Establishing a Victorian linked dataset for budget impact modelling of new cancer treatments

Using real-world data, the group have established a framework to quantify the population health economic impact of new cancer treatments for colorectal cancer, non-small cell lung cancer and melanoma.

DR FANNY FRANCHINI
Research Fellow
Cancer Health Services Research, UMCCR & MSPGH

The listing of new cancer treatments in the Pharmaceutical Benefits Scheme (PBS) and Medical Benefits Schedule (MBS) has become a very complicated undertaking, because of the many uncertainties in the submitted evidence to support listing for increasingly smaller populations. Internationally, several initiatives are taken to use real-world population level data to better understand the uptake of new treatments and to facilitate the approval process.

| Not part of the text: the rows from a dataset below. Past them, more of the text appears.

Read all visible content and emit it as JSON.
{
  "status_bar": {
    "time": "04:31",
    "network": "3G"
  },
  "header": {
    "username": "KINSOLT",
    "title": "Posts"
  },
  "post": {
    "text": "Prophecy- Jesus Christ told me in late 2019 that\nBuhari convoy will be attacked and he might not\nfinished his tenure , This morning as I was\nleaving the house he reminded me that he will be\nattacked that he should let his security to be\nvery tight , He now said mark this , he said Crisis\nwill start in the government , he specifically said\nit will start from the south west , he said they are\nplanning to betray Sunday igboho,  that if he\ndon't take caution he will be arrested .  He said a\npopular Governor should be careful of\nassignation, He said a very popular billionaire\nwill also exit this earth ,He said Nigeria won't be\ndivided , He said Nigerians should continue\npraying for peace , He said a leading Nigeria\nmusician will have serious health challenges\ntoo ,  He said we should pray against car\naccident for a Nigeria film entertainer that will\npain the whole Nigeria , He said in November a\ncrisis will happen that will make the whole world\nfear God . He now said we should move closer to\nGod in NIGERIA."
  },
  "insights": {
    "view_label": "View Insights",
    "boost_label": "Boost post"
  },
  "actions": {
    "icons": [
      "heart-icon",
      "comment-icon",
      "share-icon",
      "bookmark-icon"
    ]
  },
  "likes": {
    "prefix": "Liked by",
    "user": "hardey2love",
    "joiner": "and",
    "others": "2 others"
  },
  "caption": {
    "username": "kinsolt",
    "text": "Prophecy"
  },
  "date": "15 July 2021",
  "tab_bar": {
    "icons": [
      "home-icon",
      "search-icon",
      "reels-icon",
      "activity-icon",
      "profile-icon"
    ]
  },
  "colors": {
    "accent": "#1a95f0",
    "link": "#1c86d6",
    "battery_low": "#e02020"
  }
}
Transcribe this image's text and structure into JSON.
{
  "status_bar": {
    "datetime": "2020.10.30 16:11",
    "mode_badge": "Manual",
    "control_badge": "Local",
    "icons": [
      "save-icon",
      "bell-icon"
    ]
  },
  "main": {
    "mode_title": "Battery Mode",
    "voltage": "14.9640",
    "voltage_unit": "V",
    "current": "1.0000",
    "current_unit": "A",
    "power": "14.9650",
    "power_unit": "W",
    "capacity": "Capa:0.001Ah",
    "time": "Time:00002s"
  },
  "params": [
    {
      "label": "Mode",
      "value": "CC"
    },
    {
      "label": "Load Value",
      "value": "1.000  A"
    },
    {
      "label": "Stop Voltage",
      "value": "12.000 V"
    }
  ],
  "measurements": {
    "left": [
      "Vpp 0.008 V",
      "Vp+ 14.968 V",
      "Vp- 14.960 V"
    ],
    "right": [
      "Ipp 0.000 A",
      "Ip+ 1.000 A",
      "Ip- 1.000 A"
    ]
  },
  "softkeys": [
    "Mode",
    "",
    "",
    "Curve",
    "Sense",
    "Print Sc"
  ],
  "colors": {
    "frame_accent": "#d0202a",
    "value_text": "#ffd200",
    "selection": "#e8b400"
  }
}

The MRFF funded "PRedicting the population health economic IMpact of new CAncer Treatments” (PRIMCAT) program aims to estimate population health economic impact of new cancer treatments ahead of market approval. We take a data-driven modelling approach to quantify the population health economic impact of new cancer treatments for several cancer types.

Clinical registries, real-world hospital, and administrative data for state-wide retrospective patient cohorts (n=200,000 over 10 years) are analysed for patient characteristics, treatment patterns and associated costs. Potential future cancer treatments are screened using horizon scanning and multi-criteria decision analysis, with inputs from expert and consumer panels.

Dr Fanny Franchini obtained her PhD in Clinical Medicine from the University of Oxford, during which she focused on the tumour microenvironment in colorectal cancer. Following this experience, Fanny decided to work at the interface between statistics and cancer health science combining her passion for cancer research and data-driven work. She joined Health Data Insight and worked in collaboration with Public Health England on multiple data science projects, focusing on analysing large sets of prescription history data with the aim of inferring symptoms and co-morbidities in cancer patients. Fanny joined the Cancer Health Services Research Unit in 2019 where she works on mapping treatment sequences in several cancers and analysing patient outcomes, as well as building data-driven predictive models to inform treatment decisions.